The solubility of adult beta-globin chromatin (beta A chromatin) from immature chicken red blood cells can be controlled by the presence or absence of n-butyrate in a cell incubation medium. In the absence of n-butyrate, only a small percentage (approximately 4%) of the total beta A chromatin is in a soluble chromatin fraction following micrococcal nuclease digestion and centrifugation. This percentage increases to approximately 40-45% of the beta A chromatin if cells are incubated 1 hour in the presence of 10 mM sodium n-butyrate.
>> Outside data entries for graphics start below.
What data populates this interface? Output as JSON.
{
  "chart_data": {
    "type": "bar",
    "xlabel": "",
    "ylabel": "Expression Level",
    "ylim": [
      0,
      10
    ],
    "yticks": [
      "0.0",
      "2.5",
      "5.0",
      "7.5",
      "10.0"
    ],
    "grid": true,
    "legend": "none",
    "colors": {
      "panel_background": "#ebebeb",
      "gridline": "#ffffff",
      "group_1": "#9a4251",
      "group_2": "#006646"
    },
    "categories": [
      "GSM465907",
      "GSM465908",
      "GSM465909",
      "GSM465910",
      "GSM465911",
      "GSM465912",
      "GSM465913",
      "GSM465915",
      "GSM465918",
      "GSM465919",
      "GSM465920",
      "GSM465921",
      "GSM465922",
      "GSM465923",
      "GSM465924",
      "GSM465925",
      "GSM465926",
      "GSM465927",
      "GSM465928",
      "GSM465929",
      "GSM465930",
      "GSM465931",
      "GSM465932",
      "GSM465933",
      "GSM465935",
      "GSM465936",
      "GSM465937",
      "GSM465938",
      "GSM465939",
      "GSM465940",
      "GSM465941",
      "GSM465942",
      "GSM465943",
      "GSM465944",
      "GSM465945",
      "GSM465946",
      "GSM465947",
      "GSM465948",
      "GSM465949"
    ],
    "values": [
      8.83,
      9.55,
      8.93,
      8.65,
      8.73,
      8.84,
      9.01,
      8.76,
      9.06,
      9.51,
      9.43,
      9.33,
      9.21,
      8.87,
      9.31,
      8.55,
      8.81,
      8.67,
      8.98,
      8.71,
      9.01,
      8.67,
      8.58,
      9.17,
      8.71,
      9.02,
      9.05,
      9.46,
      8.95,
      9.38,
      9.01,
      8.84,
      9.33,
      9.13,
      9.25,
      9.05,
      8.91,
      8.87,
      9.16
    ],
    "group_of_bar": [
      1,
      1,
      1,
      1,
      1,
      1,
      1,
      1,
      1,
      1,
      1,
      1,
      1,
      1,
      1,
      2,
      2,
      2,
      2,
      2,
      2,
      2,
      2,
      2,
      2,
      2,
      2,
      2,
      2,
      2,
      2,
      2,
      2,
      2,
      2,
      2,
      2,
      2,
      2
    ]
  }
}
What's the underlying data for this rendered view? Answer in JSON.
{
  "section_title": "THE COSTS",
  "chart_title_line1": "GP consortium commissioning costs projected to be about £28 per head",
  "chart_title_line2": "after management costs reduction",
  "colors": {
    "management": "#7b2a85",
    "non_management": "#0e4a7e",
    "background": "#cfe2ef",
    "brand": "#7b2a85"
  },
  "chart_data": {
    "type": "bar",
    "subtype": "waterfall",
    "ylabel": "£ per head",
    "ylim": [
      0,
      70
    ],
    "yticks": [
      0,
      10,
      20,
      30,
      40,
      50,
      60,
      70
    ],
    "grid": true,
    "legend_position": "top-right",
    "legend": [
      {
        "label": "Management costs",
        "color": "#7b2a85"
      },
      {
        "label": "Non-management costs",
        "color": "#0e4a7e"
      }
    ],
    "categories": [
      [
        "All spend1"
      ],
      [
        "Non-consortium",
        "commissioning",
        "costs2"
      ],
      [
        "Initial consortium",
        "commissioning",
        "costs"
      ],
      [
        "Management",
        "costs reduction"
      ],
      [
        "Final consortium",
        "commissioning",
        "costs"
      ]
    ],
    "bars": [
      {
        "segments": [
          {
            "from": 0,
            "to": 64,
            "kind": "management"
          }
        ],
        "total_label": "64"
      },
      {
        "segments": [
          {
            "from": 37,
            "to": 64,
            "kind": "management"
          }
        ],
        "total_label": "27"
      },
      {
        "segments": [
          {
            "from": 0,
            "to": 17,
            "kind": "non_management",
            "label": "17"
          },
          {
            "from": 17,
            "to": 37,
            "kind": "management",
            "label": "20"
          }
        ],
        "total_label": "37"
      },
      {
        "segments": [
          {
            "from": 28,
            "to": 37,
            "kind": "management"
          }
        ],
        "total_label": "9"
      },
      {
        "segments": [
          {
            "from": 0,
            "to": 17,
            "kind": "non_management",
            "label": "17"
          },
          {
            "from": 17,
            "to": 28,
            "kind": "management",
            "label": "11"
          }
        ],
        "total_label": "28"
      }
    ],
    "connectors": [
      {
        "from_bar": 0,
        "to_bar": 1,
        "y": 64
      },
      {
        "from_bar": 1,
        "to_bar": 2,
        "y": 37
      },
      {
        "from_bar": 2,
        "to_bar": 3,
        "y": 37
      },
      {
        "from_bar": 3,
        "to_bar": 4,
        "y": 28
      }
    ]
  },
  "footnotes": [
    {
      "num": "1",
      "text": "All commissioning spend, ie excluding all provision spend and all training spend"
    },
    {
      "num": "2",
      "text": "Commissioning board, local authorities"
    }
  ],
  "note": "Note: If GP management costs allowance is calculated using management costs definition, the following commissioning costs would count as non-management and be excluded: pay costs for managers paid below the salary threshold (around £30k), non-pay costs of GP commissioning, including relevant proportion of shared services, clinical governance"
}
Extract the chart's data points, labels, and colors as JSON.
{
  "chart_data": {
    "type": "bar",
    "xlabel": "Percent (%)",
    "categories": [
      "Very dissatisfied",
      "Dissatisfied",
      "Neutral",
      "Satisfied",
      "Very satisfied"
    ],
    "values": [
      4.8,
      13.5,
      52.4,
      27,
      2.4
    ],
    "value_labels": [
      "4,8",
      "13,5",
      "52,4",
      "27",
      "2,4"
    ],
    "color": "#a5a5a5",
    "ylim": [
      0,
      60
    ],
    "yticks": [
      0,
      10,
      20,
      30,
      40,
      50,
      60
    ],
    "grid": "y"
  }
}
The highest yield and enrichment of solubilized beta A chromatin is attained when 1-4% of the DNA is rendered acid soluble, and in buffers containing 1.5 - 5 mM MgCl2. The soluble beta A nucleohistone is nucleosome oligomer size (contains DNA 250-600 bases in length) and can be separated from soluble, transcriptionally inert mononucleosomes by agarose A-5m exclusion chromatography. The enhanced solubility appears to be specific for transcriptionally active chromatin. Whereas 40-45% of the beta A chromatin is recovered in the supernatant fraction from n-butyrate incubated immature erythrocytes, nucleohistone containing ovalbumin DNA sequences remains insoluble.[1]